Northern Mariana Islands
The Northern Mariana Islands' housing stock faces pressure from limited land and tropical weather conditions. Accessory dwelling units offer property owners a way to expand capacity on existing residential lots. ADU Pass helps CNMI residents navigate the permitting requirements for secondary structures.
Map
State ADU details
State financing programs
CNMI's primary housing finance vehicle is the Northern Marianas Housing Corporation (NMHC), a CNMI public corporation established under 2 CMC ch. 4 (admin code Title 100). NMHC is the CNMI's HUD HOME Investment Partnerships passthrough and operates loan programs that can finance ADU-equivalent construction on residential parcels. Specifically, NMHC offers a Rehabilitation Loan ($1,000–$40,000, 0–3% fixed, up to 20-year term) for home rehab including unit creation; and a New Construction or Home Purchase Loan (up to $57,000, 2–5% fixed, 30-year term). For Article XII land tenure (i.e., parcels held under homestead permit rather than fee simple), NMHC offers ACCOMMODATION MORTGAGES executed jointly with the CNMI Department of Public Lands, with the loan retained until the homestead permit holder obtains a deed — this mechanism allows financing on land that cannot yet be conventionally collateralized. NMHC also administers CDBG-DR funding for typhoon-recovery rebuilds (post-Yutu 2018, post-Mawar/Bolaven cycle) which has produced ADU-adjacent reconstruction work.
State insurance regimes
CNMI's insurance regulator is the Office of the Insurance Commissioner within the CNMI Department of Commerce. The Insurance Commissioner is a NAIC member state regulator and licenses admitted carriers writing Disability, General Casualty, Marine, Property, Surety, and Vehicle insurance lines. CNMI is acutely typhoon-exposed (Super Typhoon Yutu Oct 2018 caused catastrophic damage on Saipan and Tinian; Super Typhoon Mangkhut Sep 2018 hit Rota; multiple subsequent storms have stressed the residential insurance market). There is NO commonwealth-run FAIR Plan, NO wind pool, NO state-of-last-resort property insurer. Property insurance is written entirely by admitted carriers and surplus-lines markets; capacity has tightened materially after each major storm. CNMI participates in FEMA NFIP for flood; coastal-flood and storm-surge exposure is significant on all inhabited islands. ADUs are covered as 'other structures' on the parcel's homeowner policy or via dwelling-fire endorsement when rented; underwriting reflects the territory-wide typhoon premium.
Known state issues (3)
- other (since 1976-01-09) — ADU economics in CNMI bifurcate sharply by Marianas-descent status. For Marianas-descent owners on fee-simple or homestead-permit land, conventional ADU pro-formas work (subject to NMHC financing). For non-Marianas-descent investors, the 55-year leasehold cap and the inability to obtain freehold collateralization fundamentally change the underwriting math; most mainland ADU pro-forma templates do not translate.

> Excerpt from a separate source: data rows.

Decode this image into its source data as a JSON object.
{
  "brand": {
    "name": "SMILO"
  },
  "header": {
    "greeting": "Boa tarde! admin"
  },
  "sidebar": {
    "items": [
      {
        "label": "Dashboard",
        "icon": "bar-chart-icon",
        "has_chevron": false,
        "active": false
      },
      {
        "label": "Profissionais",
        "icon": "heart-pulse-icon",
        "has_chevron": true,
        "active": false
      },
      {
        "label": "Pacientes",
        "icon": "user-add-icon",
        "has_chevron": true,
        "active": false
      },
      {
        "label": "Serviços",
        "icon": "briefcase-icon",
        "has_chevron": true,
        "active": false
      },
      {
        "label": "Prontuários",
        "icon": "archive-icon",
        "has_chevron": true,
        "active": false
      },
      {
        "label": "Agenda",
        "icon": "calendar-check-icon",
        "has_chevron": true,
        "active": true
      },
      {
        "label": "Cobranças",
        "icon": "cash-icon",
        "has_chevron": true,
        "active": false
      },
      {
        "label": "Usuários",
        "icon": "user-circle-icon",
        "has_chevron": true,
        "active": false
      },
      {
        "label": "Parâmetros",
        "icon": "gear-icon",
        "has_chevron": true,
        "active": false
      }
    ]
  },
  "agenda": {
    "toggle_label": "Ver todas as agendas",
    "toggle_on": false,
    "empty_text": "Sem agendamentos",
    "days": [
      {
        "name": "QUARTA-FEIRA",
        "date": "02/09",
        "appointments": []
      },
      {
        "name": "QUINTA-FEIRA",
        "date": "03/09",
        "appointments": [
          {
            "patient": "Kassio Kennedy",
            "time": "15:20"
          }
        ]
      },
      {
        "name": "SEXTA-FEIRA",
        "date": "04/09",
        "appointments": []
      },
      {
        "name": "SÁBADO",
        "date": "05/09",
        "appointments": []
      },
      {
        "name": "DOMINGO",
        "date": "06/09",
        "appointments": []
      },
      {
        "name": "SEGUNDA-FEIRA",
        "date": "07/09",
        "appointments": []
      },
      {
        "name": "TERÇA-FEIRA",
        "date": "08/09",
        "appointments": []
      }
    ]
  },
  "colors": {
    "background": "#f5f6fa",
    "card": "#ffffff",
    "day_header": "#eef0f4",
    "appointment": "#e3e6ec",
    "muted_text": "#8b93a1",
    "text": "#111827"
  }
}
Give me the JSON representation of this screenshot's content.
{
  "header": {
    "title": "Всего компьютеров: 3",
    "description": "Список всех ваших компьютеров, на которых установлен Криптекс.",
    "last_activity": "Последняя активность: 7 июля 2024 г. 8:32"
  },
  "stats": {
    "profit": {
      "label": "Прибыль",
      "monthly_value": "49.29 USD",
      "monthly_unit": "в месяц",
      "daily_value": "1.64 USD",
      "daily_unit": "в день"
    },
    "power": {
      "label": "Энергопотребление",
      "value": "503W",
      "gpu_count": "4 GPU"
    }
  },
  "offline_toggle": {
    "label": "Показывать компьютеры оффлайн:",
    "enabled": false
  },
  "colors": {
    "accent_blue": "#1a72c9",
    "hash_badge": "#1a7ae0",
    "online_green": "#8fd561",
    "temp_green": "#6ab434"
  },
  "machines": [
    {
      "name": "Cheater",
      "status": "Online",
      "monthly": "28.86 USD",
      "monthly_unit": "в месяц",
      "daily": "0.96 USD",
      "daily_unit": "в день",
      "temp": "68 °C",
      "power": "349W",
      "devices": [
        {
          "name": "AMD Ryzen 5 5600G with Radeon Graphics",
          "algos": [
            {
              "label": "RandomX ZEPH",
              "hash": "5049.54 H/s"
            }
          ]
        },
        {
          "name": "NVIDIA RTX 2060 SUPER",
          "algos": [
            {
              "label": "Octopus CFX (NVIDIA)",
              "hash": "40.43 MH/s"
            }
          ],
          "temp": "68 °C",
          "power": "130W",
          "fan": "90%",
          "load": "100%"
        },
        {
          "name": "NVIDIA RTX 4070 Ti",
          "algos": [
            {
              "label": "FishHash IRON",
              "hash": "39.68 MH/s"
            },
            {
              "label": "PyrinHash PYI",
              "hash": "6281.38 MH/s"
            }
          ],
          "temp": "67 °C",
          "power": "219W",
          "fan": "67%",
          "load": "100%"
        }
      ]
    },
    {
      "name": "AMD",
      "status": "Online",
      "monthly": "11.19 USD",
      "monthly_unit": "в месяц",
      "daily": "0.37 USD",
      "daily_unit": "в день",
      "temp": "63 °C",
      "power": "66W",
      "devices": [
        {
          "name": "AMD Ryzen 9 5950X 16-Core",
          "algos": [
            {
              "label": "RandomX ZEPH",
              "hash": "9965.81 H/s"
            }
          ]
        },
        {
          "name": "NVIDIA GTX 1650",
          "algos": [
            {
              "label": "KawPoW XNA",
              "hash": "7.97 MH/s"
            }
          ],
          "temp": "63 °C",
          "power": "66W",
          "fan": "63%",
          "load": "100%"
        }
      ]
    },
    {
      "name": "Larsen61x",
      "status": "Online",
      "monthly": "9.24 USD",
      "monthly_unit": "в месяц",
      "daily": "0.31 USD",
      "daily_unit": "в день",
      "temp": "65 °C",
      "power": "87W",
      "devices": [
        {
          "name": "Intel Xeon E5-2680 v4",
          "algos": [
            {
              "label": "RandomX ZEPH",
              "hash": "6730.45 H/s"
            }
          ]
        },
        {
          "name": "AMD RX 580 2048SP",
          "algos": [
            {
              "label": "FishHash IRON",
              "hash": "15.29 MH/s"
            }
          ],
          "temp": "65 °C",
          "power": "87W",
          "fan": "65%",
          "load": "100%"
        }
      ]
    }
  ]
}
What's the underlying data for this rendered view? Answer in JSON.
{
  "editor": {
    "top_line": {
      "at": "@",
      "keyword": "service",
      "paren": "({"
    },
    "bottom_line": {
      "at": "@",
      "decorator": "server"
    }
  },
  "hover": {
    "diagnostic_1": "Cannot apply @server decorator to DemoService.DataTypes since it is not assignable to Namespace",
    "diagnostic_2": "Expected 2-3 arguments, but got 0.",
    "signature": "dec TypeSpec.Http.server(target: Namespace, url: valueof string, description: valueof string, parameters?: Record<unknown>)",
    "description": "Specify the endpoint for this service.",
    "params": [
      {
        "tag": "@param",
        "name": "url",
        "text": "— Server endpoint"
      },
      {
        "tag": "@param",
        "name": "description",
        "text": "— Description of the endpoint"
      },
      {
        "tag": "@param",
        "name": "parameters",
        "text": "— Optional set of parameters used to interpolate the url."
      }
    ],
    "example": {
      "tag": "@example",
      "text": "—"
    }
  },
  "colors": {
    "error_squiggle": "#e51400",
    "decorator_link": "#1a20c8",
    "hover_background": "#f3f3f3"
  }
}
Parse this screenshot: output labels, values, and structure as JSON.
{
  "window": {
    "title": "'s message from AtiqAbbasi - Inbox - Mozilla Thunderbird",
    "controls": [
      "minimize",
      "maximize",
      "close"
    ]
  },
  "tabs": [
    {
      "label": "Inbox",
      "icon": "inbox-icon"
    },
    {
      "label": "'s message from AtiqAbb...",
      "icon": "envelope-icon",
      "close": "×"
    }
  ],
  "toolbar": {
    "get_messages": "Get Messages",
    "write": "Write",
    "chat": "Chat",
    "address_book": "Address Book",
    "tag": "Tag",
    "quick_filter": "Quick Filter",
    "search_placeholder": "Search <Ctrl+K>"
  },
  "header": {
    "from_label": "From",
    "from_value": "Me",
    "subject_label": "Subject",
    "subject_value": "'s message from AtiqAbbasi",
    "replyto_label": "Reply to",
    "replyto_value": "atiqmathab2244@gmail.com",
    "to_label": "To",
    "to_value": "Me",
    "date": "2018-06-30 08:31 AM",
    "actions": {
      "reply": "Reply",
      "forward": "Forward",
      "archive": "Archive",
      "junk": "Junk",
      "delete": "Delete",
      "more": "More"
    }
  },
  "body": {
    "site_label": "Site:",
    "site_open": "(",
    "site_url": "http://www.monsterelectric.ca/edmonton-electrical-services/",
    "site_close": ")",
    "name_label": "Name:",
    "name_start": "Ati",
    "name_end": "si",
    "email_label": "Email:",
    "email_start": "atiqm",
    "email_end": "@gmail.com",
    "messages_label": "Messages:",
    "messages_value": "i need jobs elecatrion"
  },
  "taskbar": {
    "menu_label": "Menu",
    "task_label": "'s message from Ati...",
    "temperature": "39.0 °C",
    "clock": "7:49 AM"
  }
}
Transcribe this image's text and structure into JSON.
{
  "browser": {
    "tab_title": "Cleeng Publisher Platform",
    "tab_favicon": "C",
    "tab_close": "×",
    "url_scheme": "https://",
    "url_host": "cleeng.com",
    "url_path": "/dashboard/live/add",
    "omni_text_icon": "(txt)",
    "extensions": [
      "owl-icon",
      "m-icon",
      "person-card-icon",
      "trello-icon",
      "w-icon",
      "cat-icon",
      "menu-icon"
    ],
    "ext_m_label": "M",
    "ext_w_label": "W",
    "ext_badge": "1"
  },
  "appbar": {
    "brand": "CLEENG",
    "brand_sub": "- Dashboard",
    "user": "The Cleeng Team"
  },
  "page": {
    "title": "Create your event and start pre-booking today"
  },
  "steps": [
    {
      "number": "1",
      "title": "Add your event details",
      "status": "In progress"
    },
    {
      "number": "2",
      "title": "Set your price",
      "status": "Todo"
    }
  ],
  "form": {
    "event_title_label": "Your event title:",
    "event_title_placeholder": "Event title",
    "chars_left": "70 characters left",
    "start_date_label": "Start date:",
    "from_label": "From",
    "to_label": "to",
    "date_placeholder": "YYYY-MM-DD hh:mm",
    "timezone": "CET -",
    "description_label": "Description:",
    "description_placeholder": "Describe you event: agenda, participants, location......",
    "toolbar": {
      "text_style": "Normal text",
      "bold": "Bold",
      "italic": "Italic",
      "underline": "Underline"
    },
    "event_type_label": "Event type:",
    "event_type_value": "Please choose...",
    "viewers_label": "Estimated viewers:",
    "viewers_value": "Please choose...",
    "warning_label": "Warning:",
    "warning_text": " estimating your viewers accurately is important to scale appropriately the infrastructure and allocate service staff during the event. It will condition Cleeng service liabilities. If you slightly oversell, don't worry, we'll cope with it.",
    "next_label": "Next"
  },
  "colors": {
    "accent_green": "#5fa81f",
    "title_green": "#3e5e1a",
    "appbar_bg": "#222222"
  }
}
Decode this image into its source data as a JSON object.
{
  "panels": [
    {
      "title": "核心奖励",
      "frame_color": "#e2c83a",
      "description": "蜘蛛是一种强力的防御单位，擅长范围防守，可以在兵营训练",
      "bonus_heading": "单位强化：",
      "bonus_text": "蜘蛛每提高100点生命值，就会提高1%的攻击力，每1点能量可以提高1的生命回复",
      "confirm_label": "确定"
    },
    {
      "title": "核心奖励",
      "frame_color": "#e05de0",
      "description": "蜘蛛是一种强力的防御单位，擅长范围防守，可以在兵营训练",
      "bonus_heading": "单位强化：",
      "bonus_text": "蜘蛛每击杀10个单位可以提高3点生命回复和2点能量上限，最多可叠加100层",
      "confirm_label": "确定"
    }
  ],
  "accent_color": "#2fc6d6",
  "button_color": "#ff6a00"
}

- other (since 2018-10-25) — ADU project pro-formas in CNMI must include a typhoon-construction premium (hurricane clips, impact-rated openings, reinforced roof structure) and an insurance line item that may be 2–4× comparable CONUS exposure. Building-code compliance is effectively an insurability prerequisite, not just a permit requirement.
- policy-review (since 2013-07-15) — ADU practitioners working across islands must verify each island's permitting framework independently. The Saipan Zoning Office cannot speak for Tinian or Rota permitting.
Federal (United States) — ADU-relevant rules and programs
Federal ADU law
The United States has no federal statute that directly regulates accessory dwelling unit entitlement or design. Land-use authority over ADUs resides with states and local governments under the traditional police power. Federal engagement is limited to financing (Fannie/Freddie/FHA/VA/USDA), flood insurance (FEMA/NFIP), and discretionary housing programs (HUD), which are recorded in sibling sections of this file.
Federal financing programs
Federal housing-finance agencies and GSEs set nationwide underwriting rules that govern whether an ADU can be financed, appraised, and counted toward mortgage qualifying income. The relevant actors are Fannie Mae, Freddie Mac, FHA (HUD), VA, and USDA Rural Development.
Federal tax credits
There is no ADU-specific federal tax credit. ADUs may incidentally qualify for existing federal energy-efficiency and clean-energy tax credits when the ADU construction includes qualifying measures.
Federal housing programs
HUD administers several discretionary programs that can fund ADU-related activity at the grantee's election, but none is an ADU-specific program.